Mo 24.03.2014
Er hat ja immer schon gewusst, dass er einmal eine Lesung für die SLP halten wird, meinte Krimiautor Andreas Pittler lächelnd. Aus Solidarität mit SLP-AktivistInnen, die aufgrund ihres Engagements in der Flüchtlingsbewegung mit insgesamt etwa 3000€ Polizeistrafen konfrontiert sind, las er am Freitag in der „Librería Utopía“ in Wien aus seinem neuesten Buch „Charascho“, aber auch aus älteren Werken.

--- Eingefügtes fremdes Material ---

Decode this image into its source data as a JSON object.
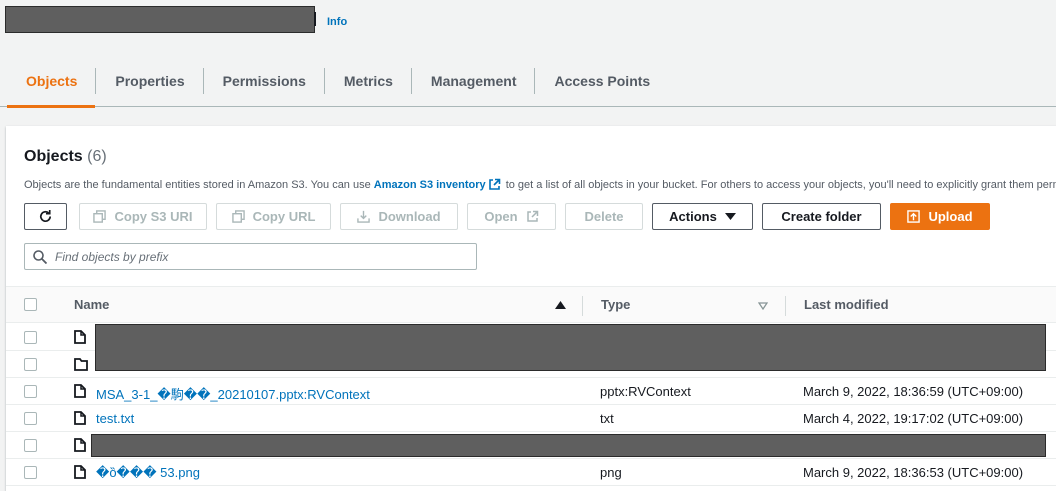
{
  "header": {
    "info_label": "Info"
  },
  "tabs": [
    {
      "label": "Objects"
    },
    {
      "label": "Properties"
    },
    {
      "label": "Permissions"
    },
    {
      "label": "Metrics"
    },
    {
      "label": "Management"
    },
    {
      "label": "Access Points"
    }
  ],
  "objects_panel": {
    "title": "Objects",
    "count": "(6)",
    "description_before": "Objects are the fundamental entities stored in Amazon S3. You can use ",
    "description_link": "Amazon S3 inventory",
    "description_after": " to get a list of all objects in your bucket. For others to access your objects, you'll need to explicitly grant them permissions."
  },
  "toolbar": {
    "copy_s3_uri": "Copy S3 URI",
    "copy_url": "Copy URL",
    "download": "Download",
    "open": "Open",
    "delete": "Delete",
    "actions": "Actions",
    "create_folder": "Create folder",
    "upload": "Upload"
  },
  "search": {
    "placeholder": "Find objects by prefix"
  },
  "table": {
    "columns": [
      "Name",
      "Type",
      "Last modified"
    ],
    "rows": [
      {
        "icon": "file-icon",
        "name": "",
        "type": "",
        "last_modified": "",
        "redacted": true
      },
      {
        "icon": "folder-icon",
        "name": "",
        "type": "",
        "last_modified": "",
        "redacted": true
      },
      {
        "icon": "file-icon",
        "name": "MSA_3-1_�駒��_20210107.pptx:RVContext",
        "type": "pptx:RVContext",
        "last_modified": "March 9, 2022, 18:36:59 (UTC+09:00)"
      },
      {
        "icon": "file-icon",
        "name": "test.txt",
        "type": "txt",
        "last_modified": "March 4, 2022, 19:17:02 (UTC+09:00)"
      },
      {
        "icon": "file-icon",
        "name": "",
        "type": "",
        "last_modified": "",
        "redacted": true
      },
      {
        "icon": "file-icon",
        "name": "�ȍ��� 53.png",
        "type": "png",
        "last_modified": "March 9, 2022, 18:36:53 (UTC+09:00)"
      }
    ]
  },
  "colors": {
    "accent": "#ec7211",
    "link": "#0073bb"
  }
}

Er las Episoden, die den politischen Charakter seiner Werke hervorstrichen – etwa als sein Komissar Bronstein in „Tacheles“ auf den sozialistischen Arbeiter Podlaha stößt, der nach 1934 seine Stelle als Betriebsrat verlor und des Mordes verdächtigt wird. Pittler lässt Podlaha Bronstein, der in ihm für einen kurzen Moment einen Antisemiten vermutet, darüber belehren, dass der Kapitalismus an sich der Feind ist, und eine Trennung in „raffendes“ und „schaffendes“ Kapital antimarxistische Propaganda ist. „Der Antisemitismus ist der Sozialismus des dummen Mannes“, zitiert Podlaha Bebel.
Der Antisemitismus verfolgt Komissar Bronstein, der im Österreich der ersten Hälfte des 20. Jahrhunderts Mordfälle aufklärt, auf Schritt und Tritt. So las Pittler aus „Zores“eine Episode, in der Bronstein mit der verzweifelten Situation der jüdischen Bevölkerung Wiens kurz vor dem Anschluss konfrontiert wird – und in der Folge selbst fliehen muss.
Den Abschluss machte Pittler mit einigen Stellen aus „Charascho“, in dem Bronstein 1945 in das zerstörte Wien zurückkehrt, um seine Arbeit wiederaufzunehmen. Mit bitterem Zynismus beschreibt Pittler die weitverbreitete Realitätsverweigerung kurz nach dem Krieg, etwa als seine ehemalige Hausbesorgerin ihn dafür beneidet, dass er 1938 „auf Urlaub“ gegangen sei, während sie hier bleiben musste. Aber Pittler sorgt auch für ein Wiedersehen mit Podlaha, dessen Hoffnung in den Sozialismus ungebrochen bleibt, jedoch von der Sozialdemokratie abermals betrogen werden sollte, auch wenn Theodor Körner, als er Bronstein eine entnazifierte Wohnung zuweist, meint: „Sozialismus ist zuallererst Solidarität!“
Ernster als die Wiener Sozialdemokratie nahmen diese Worte jedenfalls Andreas Pittler und die Gäste der Lesung, die sich danach noch an einem ausgezeichnetem Buffet und Soli-Cocktails erfreuen konnten. Insgesamt wurden über 300 Euro in die Spendenkasse gespült.
Wir danken Andreas Pittler und allen Gästen – Unsere Solidarität gegen ihre Repression!